Written and directed by Francis Lee
Starring Kate Winslet, Saoirse Ronan, Gemma Jones, and Fiona Shaw
Running time 2 hours
MPAA rating: R for longing looks and lesbian love
by Jaime Davis, The Fixer
There are countless historical lesbian melodramas out there in the world, like the gorgeous Carol, perfect The Handmaiden, and the exquisite Portrait of a Lady on Fire, just to name a select few. And now in 2020, there’s Ammonite, blazing bright with the star power of Saoirse Ronan and Kate Winslet, beautiful in its gray melancholia, but lacking much in the way of feeling behind the central tale. I’m not even going to attempt to discuss why there are so many lesbian period films, because this piece by Kira Deshler in Screen Queens provides theories far superior to anything I could ever cobble together. Deshler argues that many of these (mainstream) films exist because of a potent combination of audience tastes, beauty, and aesthetics.
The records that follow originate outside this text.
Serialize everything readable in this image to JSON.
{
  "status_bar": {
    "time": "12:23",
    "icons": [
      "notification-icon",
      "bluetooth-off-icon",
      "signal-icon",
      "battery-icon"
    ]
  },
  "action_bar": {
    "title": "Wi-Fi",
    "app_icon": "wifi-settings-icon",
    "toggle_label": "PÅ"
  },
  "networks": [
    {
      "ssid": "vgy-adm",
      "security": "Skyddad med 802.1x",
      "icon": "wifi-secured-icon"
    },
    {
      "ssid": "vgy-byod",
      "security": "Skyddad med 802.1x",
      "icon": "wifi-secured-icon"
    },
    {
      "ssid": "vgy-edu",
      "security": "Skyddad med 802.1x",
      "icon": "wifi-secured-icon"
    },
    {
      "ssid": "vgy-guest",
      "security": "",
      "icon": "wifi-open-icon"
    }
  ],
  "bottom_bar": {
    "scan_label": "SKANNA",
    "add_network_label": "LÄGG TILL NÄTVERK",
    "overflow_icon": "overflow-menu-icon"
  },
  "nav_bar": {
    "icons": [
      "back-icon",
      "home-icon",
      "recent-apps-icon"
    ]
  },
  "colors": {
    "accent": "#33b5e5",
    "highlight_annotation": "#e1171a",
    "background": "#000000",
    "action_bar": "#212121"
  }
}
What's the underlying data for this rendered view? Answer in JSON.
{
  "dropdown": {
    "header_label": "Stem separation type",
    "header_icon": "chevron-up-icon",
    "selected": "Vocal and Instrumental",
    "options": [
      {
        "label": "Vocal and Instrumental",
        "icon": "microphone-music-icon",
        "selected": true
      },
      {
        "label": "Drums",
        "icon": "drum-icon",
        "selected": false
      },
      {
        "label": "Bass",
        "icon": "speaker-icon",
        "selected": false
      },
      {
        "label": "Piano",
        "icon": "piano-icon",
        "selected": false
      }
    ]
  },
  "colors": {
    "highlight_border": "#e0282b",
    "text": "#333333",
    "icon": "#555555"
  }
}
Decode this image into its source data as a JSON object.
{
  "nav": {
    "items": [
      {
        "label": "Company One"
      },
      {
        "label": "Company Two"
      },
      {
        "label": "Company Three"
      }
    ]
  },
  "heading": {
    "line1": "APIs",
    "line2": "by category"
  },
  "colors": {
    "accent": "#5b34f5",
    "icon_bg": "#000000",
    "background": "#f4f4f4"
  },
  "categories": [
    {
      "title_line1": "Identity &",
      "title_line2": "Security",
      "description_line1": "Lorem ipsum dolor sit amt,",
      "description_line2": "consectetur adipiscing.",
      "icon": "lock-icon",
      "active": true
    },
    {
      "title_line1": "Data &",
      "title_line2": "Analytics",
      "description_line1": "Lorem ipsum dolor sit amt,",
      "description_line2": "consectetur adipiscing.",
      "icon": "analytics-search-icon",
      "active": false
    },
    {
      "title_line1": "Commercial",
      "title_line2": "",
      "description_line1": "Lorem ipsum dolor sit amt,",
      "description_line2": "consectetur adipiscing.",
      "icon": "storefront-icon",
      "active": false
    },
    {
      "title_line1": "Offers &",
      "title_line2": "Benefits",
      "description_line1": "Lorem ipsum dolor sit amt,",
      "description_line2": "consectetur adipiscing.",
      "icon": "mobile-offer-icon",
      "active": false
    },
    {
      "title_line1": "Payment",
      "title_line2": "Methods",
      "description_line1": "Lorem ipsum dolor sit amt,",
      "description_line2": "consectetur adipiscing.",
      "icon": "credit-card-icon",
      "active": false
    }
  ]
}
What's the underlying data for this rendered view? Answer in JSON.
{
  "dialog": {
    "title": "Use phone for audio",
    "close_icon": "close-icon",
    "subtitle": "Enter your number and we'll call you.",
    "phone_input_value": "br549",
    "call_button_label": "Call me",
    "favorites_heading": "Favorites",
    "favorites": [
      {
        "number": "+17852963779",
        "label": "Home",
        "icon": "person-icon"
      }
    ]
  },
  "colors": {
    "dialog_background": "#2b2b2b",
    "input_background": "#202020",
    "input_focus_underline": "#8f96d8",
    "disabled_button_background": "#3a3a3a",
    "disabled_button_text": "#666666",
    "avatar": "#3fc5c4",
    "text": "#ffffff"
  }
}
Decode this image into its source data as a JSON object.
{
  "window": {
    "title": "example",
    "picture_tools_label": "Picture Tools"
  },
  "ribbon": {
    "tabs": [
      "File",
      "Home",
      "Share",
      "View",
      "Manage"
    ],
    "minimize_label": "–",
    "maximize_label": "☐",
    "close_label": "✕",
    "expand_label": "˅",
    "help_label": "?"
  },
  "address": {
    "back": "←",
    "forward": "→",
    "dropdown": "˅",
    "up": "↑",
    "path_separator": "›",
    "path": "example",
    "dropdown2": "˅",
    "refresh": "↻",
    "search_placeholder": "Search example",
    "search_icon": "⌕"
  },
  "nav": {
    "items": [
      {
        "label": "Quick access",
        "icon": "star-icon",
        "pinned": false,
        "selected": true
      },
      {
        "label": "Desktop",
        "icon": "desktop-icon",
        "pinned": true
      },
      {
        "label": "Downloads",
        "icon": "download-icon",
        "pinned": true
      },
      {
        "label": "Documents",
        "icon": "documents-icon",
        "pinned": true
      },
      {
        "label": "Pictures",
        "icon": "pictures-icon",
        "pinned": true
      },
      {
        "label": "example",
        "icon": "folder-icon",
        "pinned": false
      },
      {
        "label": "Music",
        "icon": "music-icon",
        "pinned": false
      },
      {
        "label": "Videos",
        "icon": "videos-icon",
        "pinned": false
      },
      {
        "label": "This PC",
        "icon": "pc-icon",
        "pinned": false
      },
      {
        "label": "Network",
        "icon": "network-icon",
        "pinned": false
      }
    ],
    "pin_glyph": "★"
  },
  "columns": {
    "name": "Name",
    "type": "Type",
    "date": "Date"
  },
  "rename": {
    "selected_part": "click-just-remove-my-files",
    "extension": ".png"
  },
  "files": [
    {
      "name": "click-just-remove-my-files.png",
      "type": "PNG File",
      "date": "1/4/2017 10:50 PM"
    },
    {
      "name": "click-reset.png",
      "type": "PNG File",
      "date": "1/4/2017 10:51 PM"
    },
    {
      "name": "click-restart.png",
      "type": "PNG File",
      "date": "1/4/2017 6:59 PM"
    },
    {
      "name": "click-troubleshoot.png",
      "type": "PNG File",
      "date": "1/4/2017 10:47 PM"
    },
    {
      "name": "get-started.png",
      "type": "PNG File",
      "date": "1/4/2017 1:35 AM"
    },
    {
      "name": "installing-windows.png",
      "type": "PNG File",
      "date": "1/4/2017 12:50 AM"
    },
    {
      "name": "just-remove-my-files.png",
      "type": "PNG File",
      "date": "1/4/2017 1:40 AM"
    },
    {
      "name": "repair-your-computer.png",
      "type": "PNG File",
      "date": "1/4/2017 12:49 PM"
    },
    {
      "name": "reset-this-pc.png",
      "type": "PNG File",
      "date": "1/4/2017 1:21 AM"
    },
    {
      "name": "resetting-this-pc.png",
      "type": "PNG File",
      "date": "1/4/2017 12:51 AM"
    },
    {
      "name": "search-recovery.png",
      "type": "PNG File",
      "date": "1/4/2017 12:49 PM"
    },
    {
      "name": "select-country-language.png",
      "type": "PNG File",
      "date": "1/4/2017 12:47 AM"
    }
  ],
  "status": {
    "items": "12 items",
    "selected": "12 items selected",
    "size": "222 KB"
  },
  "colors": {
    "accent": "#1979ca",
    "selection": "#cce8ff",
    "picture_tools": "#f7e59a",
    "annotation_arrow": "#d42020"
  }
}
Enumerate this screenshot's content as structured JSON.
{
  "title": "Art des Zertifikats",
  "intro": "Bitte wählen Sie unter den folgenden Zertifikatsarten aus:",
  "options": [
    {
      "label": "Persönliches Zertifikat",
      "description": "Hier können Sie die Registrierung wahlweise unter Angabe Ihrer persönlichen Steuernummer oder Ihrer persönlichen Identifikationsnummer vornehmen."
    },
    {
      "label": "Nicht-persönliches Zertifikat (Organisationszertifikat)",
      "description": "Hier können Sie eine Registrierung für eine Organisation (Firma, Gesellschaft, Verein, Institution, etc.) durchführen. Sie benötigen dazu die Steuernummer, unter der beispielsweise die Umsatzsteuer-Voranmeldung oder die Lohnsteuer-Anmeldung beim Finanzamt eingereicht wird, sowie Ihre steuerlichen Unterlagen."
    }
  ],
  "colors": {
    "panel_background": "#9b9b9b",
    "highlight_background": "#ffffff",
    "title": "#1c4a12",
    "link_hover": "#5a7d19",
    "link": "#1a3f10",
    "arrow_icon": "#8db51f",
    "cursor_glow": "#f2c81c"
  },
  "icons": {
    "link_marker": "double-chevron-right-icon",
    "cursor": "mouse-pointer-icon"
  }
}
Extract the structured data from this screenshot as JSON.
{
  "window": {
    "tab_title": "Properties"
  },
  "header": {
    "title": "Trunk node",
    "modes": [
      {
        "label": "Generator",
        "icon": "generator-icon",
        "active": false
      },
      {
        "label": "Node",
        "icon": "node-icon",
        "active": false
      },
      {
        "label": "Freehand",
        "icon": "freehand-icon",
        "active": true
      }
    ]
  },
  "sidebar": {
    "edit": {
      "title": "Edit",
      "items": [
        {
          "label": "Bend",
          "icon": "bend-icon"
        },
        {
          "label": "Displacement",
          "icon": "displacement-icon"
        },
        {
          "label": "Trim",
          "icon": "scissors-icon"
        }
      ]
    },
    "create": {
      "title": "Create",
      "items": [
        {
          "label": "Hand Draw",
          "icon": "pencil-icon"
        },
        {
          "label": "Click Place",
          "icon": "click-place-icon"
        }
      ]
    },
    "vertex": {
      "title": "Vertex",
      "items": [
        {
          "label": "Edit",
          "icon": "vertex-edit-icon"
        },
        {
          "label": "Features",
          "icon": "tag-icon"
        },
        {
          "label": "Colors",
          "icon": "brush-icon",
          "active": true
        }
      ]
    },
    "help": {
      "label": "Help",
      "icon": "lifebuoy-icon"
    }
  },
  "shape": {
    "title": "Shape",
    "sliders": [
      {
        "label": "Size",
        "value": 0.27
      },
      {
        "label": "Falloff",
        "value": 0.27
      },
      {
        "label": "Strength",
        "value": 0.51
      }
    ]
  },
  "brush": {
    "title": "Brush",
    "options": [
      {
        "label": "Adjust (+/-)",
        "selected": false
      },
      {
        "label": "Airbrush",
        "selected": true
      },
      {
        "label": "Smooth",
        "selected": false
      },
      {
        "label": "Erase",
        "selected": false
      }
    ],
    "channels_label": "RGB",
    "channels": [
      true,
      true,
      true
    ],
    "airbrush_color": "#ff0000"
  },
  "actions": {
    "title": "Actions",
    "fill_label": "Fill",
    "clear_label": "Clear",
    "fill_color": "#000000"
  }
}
Studios are keen to produce these films as they’re commonly considered less sexually explicit while their disconnection from the current time period allows for a lack of overt political commentary, hence them being safer choices at the box office. Basically, what we’re left with are movies about sad white women in restrictive clothing falling in love and fumbling with petticoats.